Introducing synonymous substitutions can affect expression levels of the encoded protein by several mechanisms including changes in mRNA stability or secondary structure. We agree with the reviewers that the local mRNA sequence is a possible determinant of the anomalous result observed with the TCC>AGC sinR variant as well as the two other sinR variants. We have now indicated this possibility in the main text. Based on our experience, such context-specific effects in a few variants are unavoidable when a large number of synonymous variants of a gene are systematically interrogated.

3) The authors note that changes in expression of genes do not correlate with the codon usage of the specific Ser codons in ribosomal proteins. To understand how this is possible, the authors should determine if the codon usage in the total mRNA sample (based on the abundance of each codon in the total mRNA) changes during biofilm formation or during Ser starvation.

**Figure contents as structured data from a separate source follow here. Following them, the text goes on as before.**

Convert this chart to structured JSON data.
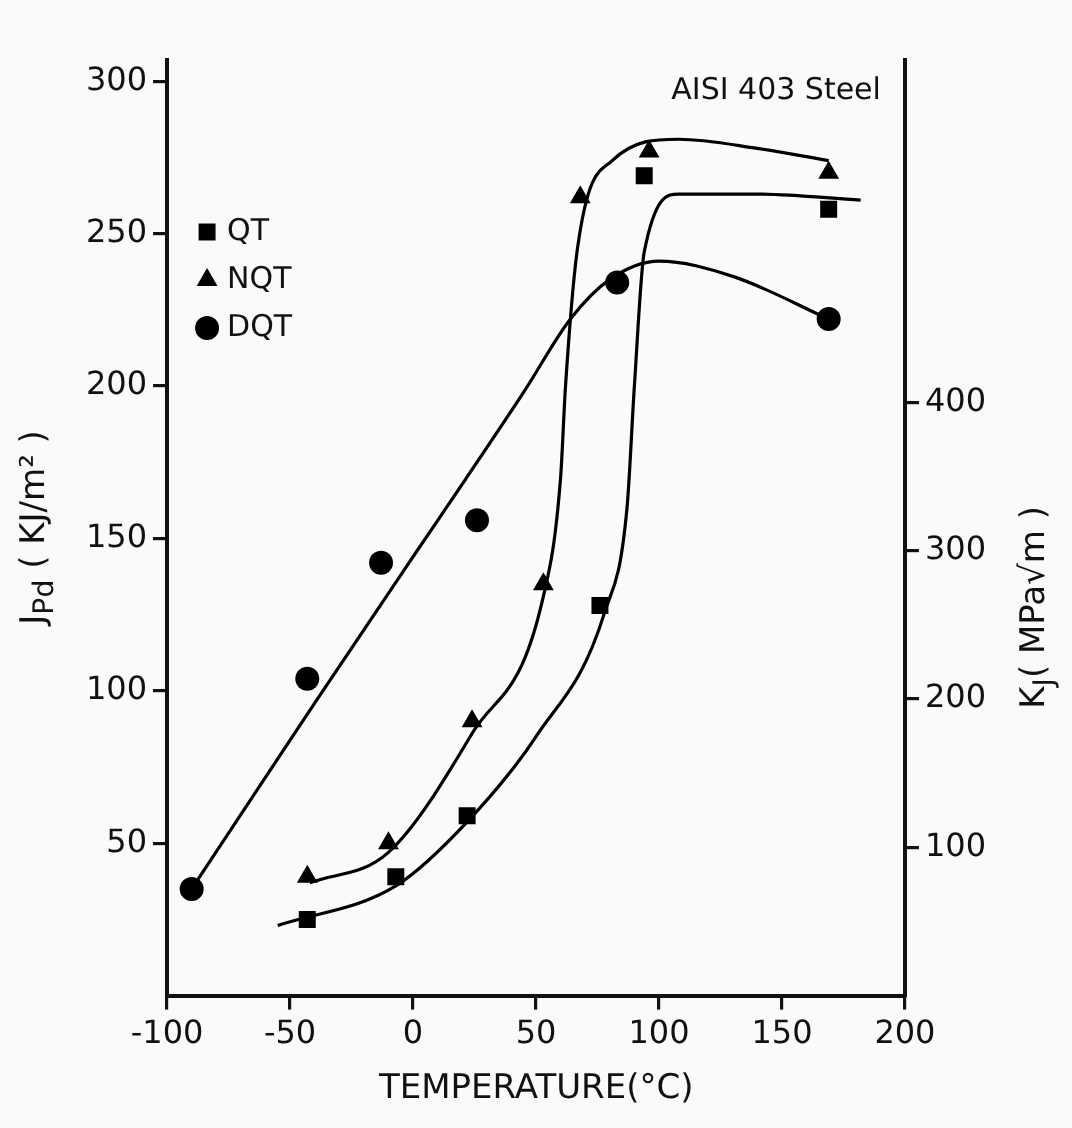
{
  "chart_data": {
    "type": "scatter",
    "title": "AISI 403 Steel",
    "xlabel": "TEMPERATURE(°C)",
    "ylabel": "J$_{Pd}$ ( KJ/m² )",
    "y2label": "K$_{J}$( MPa√m )",
    "xlim": [
      -100,
      200
    ],
    "xticks": [
      -100,
      -50,
      0,
      50,
      100,
      150,
      200
    ],
    "ylim": [
      0,
      307
    ],
    "yticks": [
      50,
      100,
      150,
      200,
      250,
      300
    ],
    "y2lim": [
      0,
      631
    ],
    "y2ticks": [
      100,
      200,
      300,
      400
    ],
    "grid": false,
    "legend": "top left",
    "series": [
      {
        "name": "QT",
        "marker": "square",
        "color": "#000000",
        "x": [
          -43,
          -7,
          22,
          76,
          94,
          169
        ],
        "values": [
          25,
          39,
          59,
          128,
          269,
          258
        ]
      },
      {
        "name": "NQT",
        "marker": "triangle",
        "color": "#000000",
        "x": [
          -43,
          -10,
          24,
          53,
          68,
          96,
          169
        ],
        "values": [
          39,
          50,
          90,
          135,
          262,
          277,
          270
        ]
      },
      {
        "name": "DQT",
        "marker": "circle",
        "color": "#000000",
        "x": [
          -90,
          -43,
          -13,
          26,
          83,
          169
        ],
        "values": [
          35,
          104,
          142,
          156,
          234,
          222
        ]
      },
      {
        "type": "line",
        "marker": "none",
        "color": "#000000",
        "x": [
          -55,
          -7,
          22,
          50,
          78,
          87,
          90,
          94,
          108,
          140,
          182
        ],
        "values": [
          23,
          36,
          57,
          85,
          126,
          160,
          200,
          244,
          263,
          263,
          261
        ]
      },
      {
        "type": "line",
        "marker": "none",
        "color": "#000000",
        "x": [
          -42,
          -10,
          24,
          53,
          60,
          62,
          67,
          81,
          108,
          140,
          169
        ],
        "values": [
          37,
          47,
          86,
          131,
          170,
          200,
          246,
          274,
          281,
          278,
          274
        ]
      },
      {
        "type": "line",
        "marker": "none",
        "color": "#000000",
        "x": [
          -90,
          -40,
          0,
          21,
          45,
          64,
          80,
          100,
          130,
          169
        ],
        "values": [
          35,
          96,
          144,
          169,
          198,
          222,
          235,
          241,
          236,
          222
        ]
      }
    ]
  }
}
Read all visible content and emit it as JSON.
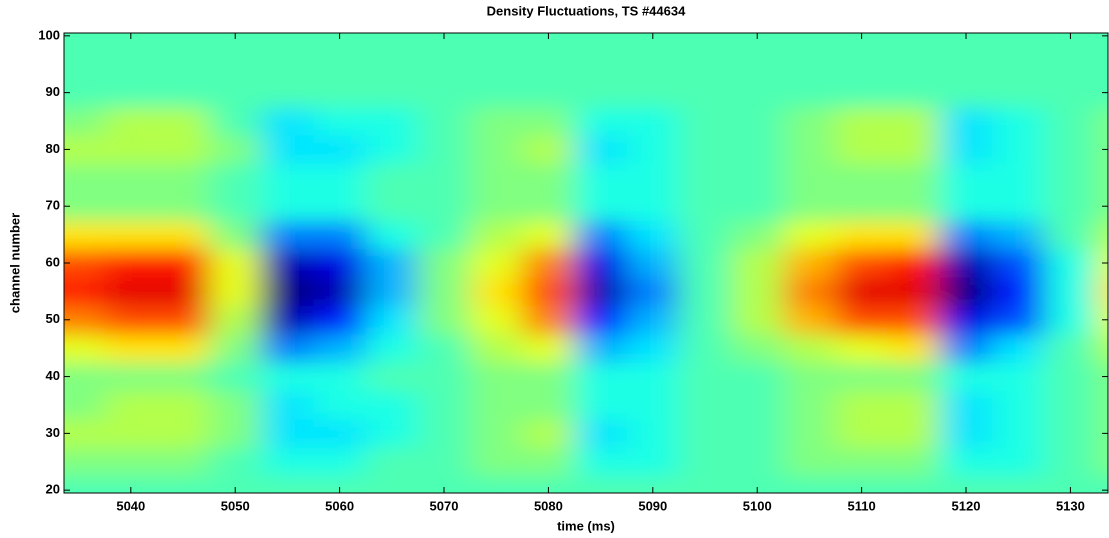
{
  "chart_data": {
    "type": "heatmap",
    "title": "Density Fluctuations, TS #44634",
    "x_label": "time (ms)",
    "y_label": "channel number",
    "colormap": "jet",
    "clim": [
      -1,
      1
    ],
    "x": [
      5035,
      5040,
      5045,
      5050,
      5055,
      5060,
      5065,
      5070,
      5075,
      5080,
      5085,
      5090,
      5095,
      5100,
      5105,
      5110,
      5115,
      5120,
      5125,
      5130,
      5135
    ],
    "y": [
      20,
      25,
      30,
      35,
      40,
      45,
      50,
      55,
      60,
      65,
      70,
      75,
      80,
      85,
      90,
      95,
      100
    ],
    "z": [
      [
        -0.1,
        0.0,
        0.1,
        0.0,
        0.0,
        0.2,
        0.5,
        0.7,
        0.6,
        0.3,
        0.0,
        0.0,
        0.1,
        0.0,
        -0.1,
        -0.1,
        -0.1
      ],
      [
        -0.1,
        0.0,
        0.1,
        0.1,
        0.0,
        0.3,
        0.6,
        0.8,
        0.7,
        0.3,
        0.0,
        0.0,
        0.1,
        0.1,
        -0.1,
        -0.1,
        -0.1
      ],
      [
        -0.1,
        0.0,
        0.1,
        0.1,
        0.0,
        0.3,
        0.6,
        0.8,
        0.7,
        0.3,
        0.0,
        0.0,
        0.1,
        0.1,
        -0.1,
        -0.1,
        -0.1
      ],
      [
        -0.1,
        -0.1,
        0.0,
        0.0,
        -0.1,
        0.0,
        0.1,
        0.2,
        0.2,
        0.0,
        -0.1,
        -0.1,
        0.0,
        -0.1,
        -0.1,
        -0.1,
        -0.1
      ],
      [
        -0.1,
        -0.2,
        -0.3,
        -0.3,
        -0.2,
        -0.5,
        -0.9,
        -1.0,
        -0.9,
        -0.5,
        -0.2,
        -0.2,
        -0.3,
        -0.3,
        -0.1,
        -0.1,
        -0.1
      ],
      [
        -0.1,
        -0.2,
        -0.3,
        -0.2,
        -0.2,
        -0.4,
        -0.7,
        -0.9,
        -0.8,
        -0.5,
        -0.2,
        -0.2,
        -0.3,
        -0.2,
        -0.1,
        -0.1,
        -0.1
      ],
      [
        -0.1,
        -0.1,
        -0.2,
        -0.2,
        -0.1,
        -0.2,
        -0.3,
        -0.4,
        -0.4,
        -0.2,
        -0.1,
        -0.1,
        -0.2,
        -0.2,
        -0.1,
        -0.1,
        -0.1
      ],
      [
        -0.1,
        -0.1,
        -0.1,
        -0.1,
        -0.1,
        -0.1,
        0.0,
        0.0,
        0.0,
        -0.1,
        -0.1,
        -0.1,
        -0.1,
        -0.1,
        -0.1,
        -0.1,
        -0.1
      ],
      [
        -0.1,
        0.0,
        0.0,
        0.0,
        0.0,
        0.1,
        0.2,
        0.3,
        0.2,
        0.1,
        0.0,
        0.0,
        0.0,
        0.0,
        -0.1,
        -0.1,
        -0.1
      ],
      [
        -0.1,
        0.0,
        0.1,
        0.0,
        0.0,
        0.2,
        0.5,
        0.6,
        0.5,
        0.2,
        0.0,
        0.0,
        0.1,
        0.0,
        -0.1,
        -0.1,
        -0.1
      ],
      [
        -0.1,
        -0.2,
        -0.3,
        -0.2,
        -0.2,
        -0.4,
        -0.7,
        -0.9,
        -0.8,
        -0.5,
        -0.2,
        -0.2,
        -0.3,
        -0.2,
        -0.1,
        -0.1,
        -0.1
      ],
      [
        -0.1,
        -0.2,
        -0.2,
        -0.2,
        -0.2,
        -0.3,
        -0.4,
        -0.5,
        -0.4,
        -0.3,
        -0.2,
        -0.2,
        -0.2,
        -0.2,
        -0.1,
        -0.1,
        -0.1
      ],
      [
        -0.1,
        -0.1,
        -0.1,
        -0.1,
        -0.1,
        -0.1,
        -0.1,
        -0.1,
        -0.1,
        -0.1,
        -0.1,
        -0.1,
        -0.1,
        -0.1,
        -0.1,
        -0.1,
        -0.1
      ],
      [
        -0.1,
        -0.1,
        -0.1,
        -0.1,
        -0.1,
        0.0,
        0.1,
        0.1,
        0.1,
        0.0,
        -0.1,
        -0.1,
        -0.1,
        -0.1,
        -0.1,
        -0.1,
        -0.1
      ],
      [
        -0.1,
        0.0,
        0.0,
        0.0,
        0.0,
        0.1,
        0.4,
        0.5,
        0.4,
        0.2,
        0.0,
        0.0,
        0.0,
        0.0,
        -0.1,
        -0.1,
        -0.1
      ],
      [
        -0.1,
        0.0,
        0.1,
        0.1,
        0.0,
        0.2,
        0.6,
        0.8,
        0.6,
        0.3,
        0.0,
        0.0,
        0.1,
        0.1,
        -0.1,
        -0.1,
        -0.1
      ],
      [
        -0.1,
        0.0,
        0.1,
        0.1,
        0.0,
        0.3,
        0.6,
        0.8,
        0.7,
        0.3,
        0.0,
        0.0,
        0.1,
        0.1,
        -0.1,
        -0.1,
        -0.1
      ],
      [
        -0.1,
        -0.2,
        -0.3,
        -0.3,
        -0.2,
        -0.5,
        -0.8,
        -1.0,
        -0.9,
        -0.5,
        -0.2,
        -0.2,
        -0.3,
        -0.3,
        -0.1,
        -0.1,
        -0.1
      ],
      [
        -0.1,
        -0.2,
        -0.2,
        -0.2,
        -0.2,
        -0.3,
        -0.6,
        -0.7,
        -0.6,
        -0.4,
        -0.2,
        -0.2,
        -0.2,
        -0.2,
        -0.1,
        -0.1,
        -0.1
      ],
      [
        -0.1,
        -0.1,
        -0.1,
        -0.1,
        -0.1,
        -0.1,
        -0.2,
        -0.2,
        -0.2,
        -0.1,
        -0.1,
        -0.1,
        -0.1,
        -0.1,
        -0.1,
        -0.1,
        -0.1
      ],
      [
        -0.1,
        0.0,
        0.0,
        0.0,
        0.0,
        0.1,
        0.2,
        0.3,
        0.2,
        0.1,
        0.0,
        0.0,
        0.0,
        0.0,
        -0.1,
        -0.1,
        -0.1
      ]
    ],
    "xlim": [
      5033.6,
      5133.6
    ],
    "xticks": [
      5040,
      5050,
      5060,
      5070,
      5080,
      5090,
      5100,
      5110,
      5120,
      5130
    ],
    "ylim": [
      19.5,
      100.5
    ],
    "yticks": [
      20,
      30,
      40,
      50,
      60,
      70,
      80,
      90,
      100
    ]
  }
}
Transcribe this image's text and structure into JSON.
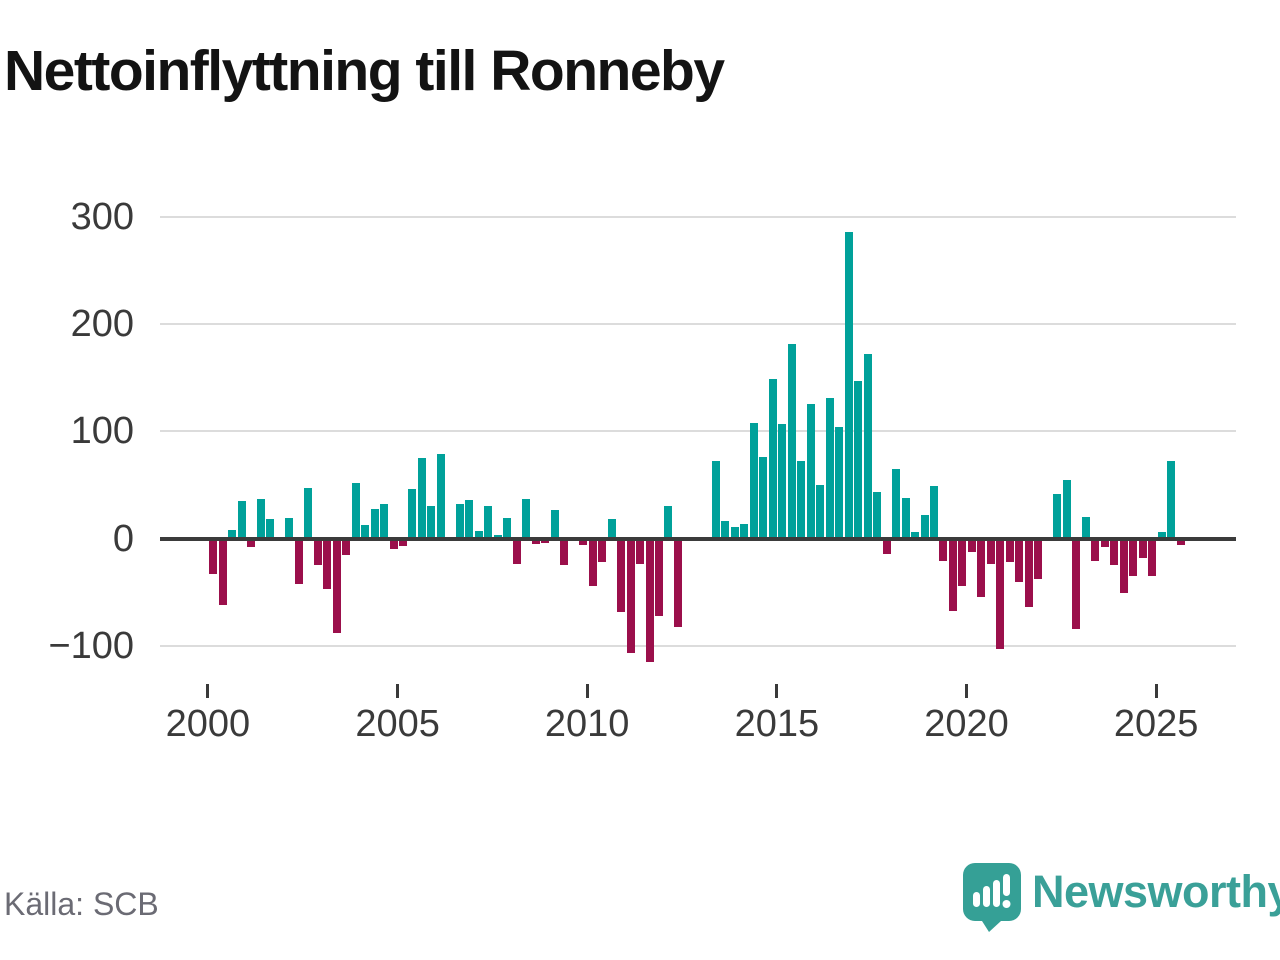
{
  "title": "Nettoinflyttning till Ronneby",
  "source": "Källa: SCB",
  "branding": {
    "logo_text": "Newsworthy",
    "logo_icon": "bar-chart-speech-bubble-icon"
  },
  "colors": {
    "positive_bar": "#00a19a",
    "negative_bar": "#9b0f4b",
    "zero_axis": "#3b3b3b",
    "gridline": "#dcdcdc",
    "title_text": "#131313",
    "tick_label": "#3a3a3a",
    "source_text": "#6b6b74",
    "brand_teal": "#3aa098"
  },
  "chart_data": {
    "type": "bar",
    "title": "Nettoinflyttning till Ronneby",
    "x_unit": "quarter",
    "start": "2000Q1",
    "end": "2025Q3",
    "grid": true,
    "y_ticks": [
      300,
      200,
      100,
      0,
      -100
    ],
    "ylim": [
      -130,
      315
    ],
    "x_tick_labels": [
      "2000",
      "2005",
      "2010",
      "2015",
      "2020",
      "2025"
    ],
    "values": [
      -33,
      -62,
      8,
      35,
      -8,
      37,
      18,
      0,
      19,
      -42,
      47,
      -25,
      -47,
      -88,
      -15,
      52,
      13,
      28,
      32,
      -10,
      -7,
      46,
      75,
      30,
      79,
      0,
      32,
      36,
      7,
      30,
      3,
      19,
      -24,
      37,
      -5,
      -4,
      27,
      -25,
      0,
      -6,
      -44,
      -22,
      18,
      -69,
      -107,
      -24,
      -115,
      -72,
      30,
      -83,
      0,
      0,
      0,
      72,
      16,
      11,
      14,
      108,
      76,
      149,
      107,
      182,
      72,
      126,
      50,
      131,
      104,
      286,
      147,
      172,
      43,
      -14,
      65,
      38,
      6,
      22,
      49,
      -21,
      -68,
      -44,
      -13,
      -55,
      -24,
      -103,
      -22,
      -41,
      -64,
      -38,
      0,
      42,
      55,
      -84,
      20,
      -21,
      -8,
      -25,
      -51,
      -35,
      -18,
      -35,
      6,
      72,
      -6
    ]
  }
}
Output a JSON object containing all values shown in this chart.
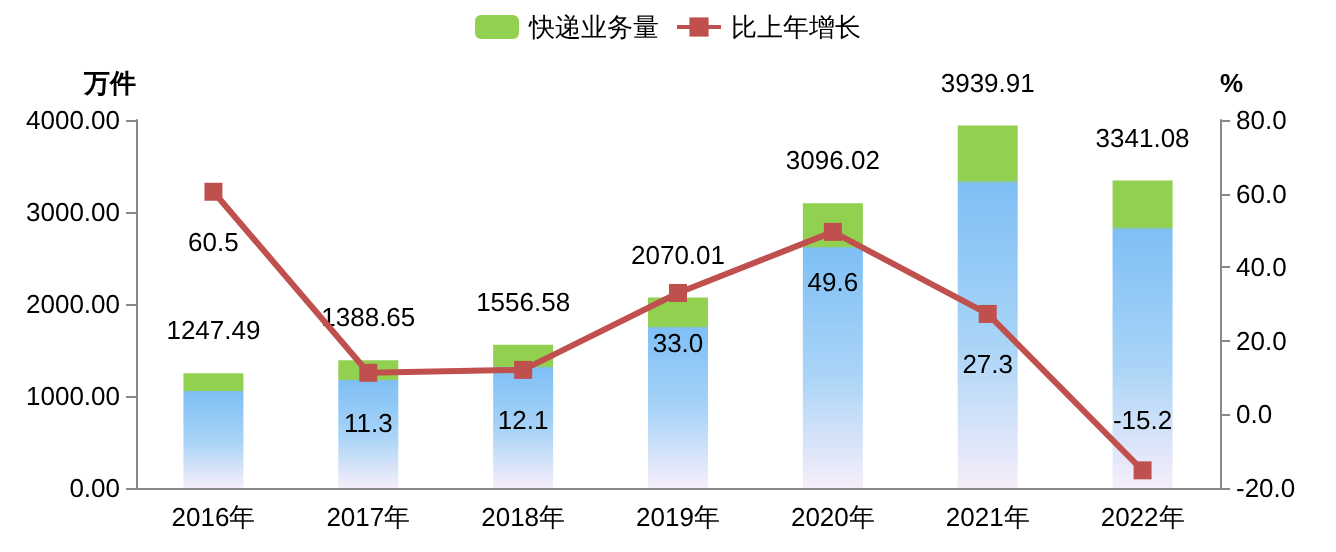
{
  "chart_data": {
    "type": "bar",
    "categories": [
      "2016年",
      "2017年",
      "2018年",
      "2019年",
      "2020年",
      "2021年",
      "2022年"
    ],
    "ylabel": "万件",
    "y2label": "%",
    "series": [
      {
        "name": "快递业务量",
        "color": "#92d050",
        "values": [
          1247.49,
          1388.65,
          1556.58,
          2070.01,
          3096.02,
          3939.91,
          3341.08
        ]
      },
      {
        "name": "比上年增长",
        "type": "line",
        "axis": "y2",
        "color": "#c0504d",
        "marker": "square",
        "values": [
          60.5,
          11.3,
          12.1,
          33.0,
          49.6,
          27.3,
          -15.2
        ],
        "value_labels": [
          "60.5",
          "11.3",
          "12.1",
          "33.0",
          "49.6",
          "27.3",
          "-15.2"
        ]
      }
    ],
    "data_labels": true,
    "ylim": [
      0,
      4000
    ],
    "yticks": [
      {
        "value": 0,
        "label": "0.00"
      },
      {
        "value": 1000,
        "label": "1000.00"
      },
      {
        "value": 2000,
        "label": "2000.00"
      },
      {
        "value": 3000,
        "label": "3000.00"
      },
      {
        "value": 4000,
        "label": "4000.00"
      }
    ],
    "y2lim": [
      -20,
      80
    ],
    "y2ticks": [
      {
        "value": -20,
        "label": "-20.0"
      },
      {
        "value": 0,
        "label": "0.0"
      },
      {
        "value": 20,
        "label": "20.0"
      },
      {
        "value": 40,
        "label": "40.0"
      },
      {
        "value": 60,
        "label": "60.0"
      },
      {
        "value": 80,
        "label": "80.0"
      }
    ],
    "grid": false,
    "legend": "top"
  }
}
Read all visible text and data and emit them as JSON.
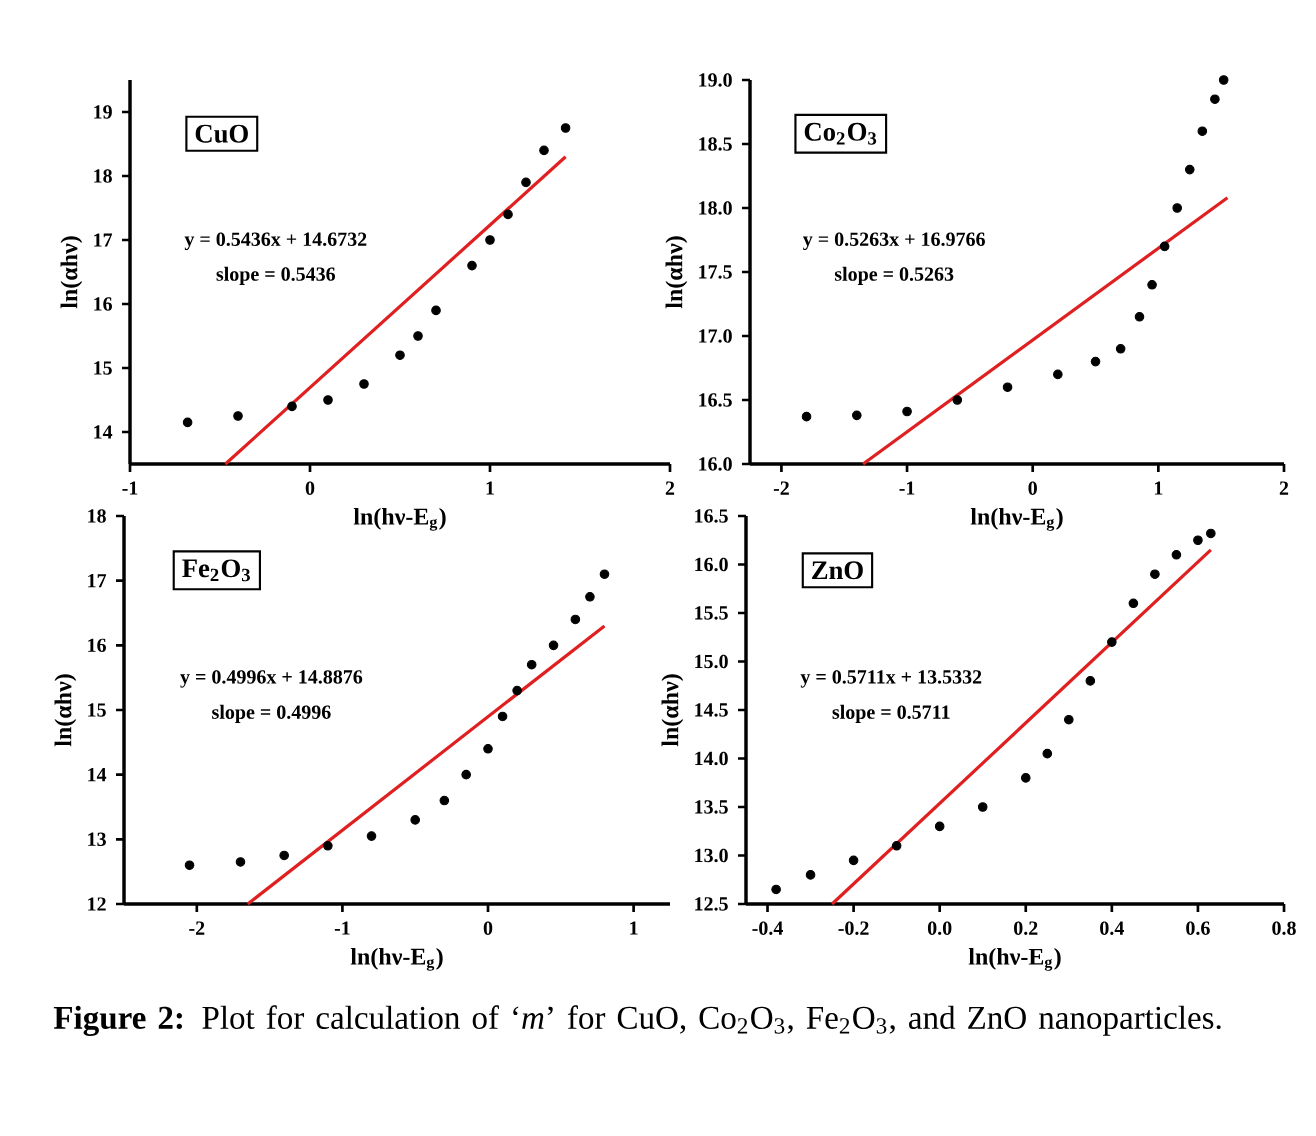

Usage of the six serine codons in the total mRNA pool differed less than 20% between exponential phase and biofilm entry. Further, this change was not specific to the four serine-sensitive TCN codons. More generally, protein expression level does not correlate with codon usage even under nutrient-rich conditions. We expect that protein expression during amino acid limitation is determined by the aminoacylated fraction of tRNA isoacceptors cognate to the limiting amino acid. It is worth noting that the aminoacylated fraction of tRNA isoacceptors during amino acid limitation might even be inversely correlated with codon usage. The exact value of this aminoacylated fraction has been hypothesized to depend on the balance between supply and demand for aminoacylated tRNA isoacceptors during protein synthesis.

4) A major conclusion is that the UCN codons act as a sensor for serine starvation that is essential for biofilm formation. How is intracellular serine concentration regulated during biofilm formation? Do cells down-regulate serine biosynthesis during the transition to stationary phase? Do the authors see any transcriptional down-regulation of serine biosynthesis genes? This should be clarified. In addition, the authors mention that serine is among the first amino acids exhausted from the laboratory medium during exponential growth in complex medium. How does that apply to bacteria in non-laboratory conditions, where the presumed mechanism evolved?

Our RNA-Seq measurements did not reveal an obvious smoking gun for how serine levels might be regulated during biofilm formation. Specifically, we did not observe decreased transcription of serine biosynthesis genes. Serine also serves as a substrate for a wide range of cellular processes such as for purine biosynthesis, biosynthesis of several amino acids and phospholipid biosynthesis. However, none of these processes were transcriptionally up-regulated upon biofilm entry. In addition, conversion of serine to pyruvate is known to be catalyzed by the SdaA/B enzymes in E. coli upon oxygen limitation. Nevertheless, the homologous B. subtilis enzymes SdaAA/AB were not transcriptionally induced upon biofilm entry. Serine levels are likely regulated by an unidentified metabolic switch that accompanies biofilm entry. Future studies using metabolic labeling with stable isotope tracers could potentially shed light on this metabolic switch. For the sake of clarity, we have added a sentence to our main text that our inability to directly measure intracellular serine levels prevents us from ruling out unlikely possibilities, such as serine sequestration or changes in serine tRNA aminoacylation, which could theoretically occur in the absence of serine starvation.

We speculate on two plausible natural environments that could underlie the evolution of a codon-based serine-sensing mechanism in bacteria. In the case of enteric bacteria such as E. coli, alternating conditions of feast and famine could result in periodic depletion of extracellular serine, similar to that observed in laboratory complex media. In the case of free-living bacteria such as B. subtilis, intracellular serine levels could fluctuate as a result of alternating planktonic and biofilm lifestyles without changes in the extracellular serine levels.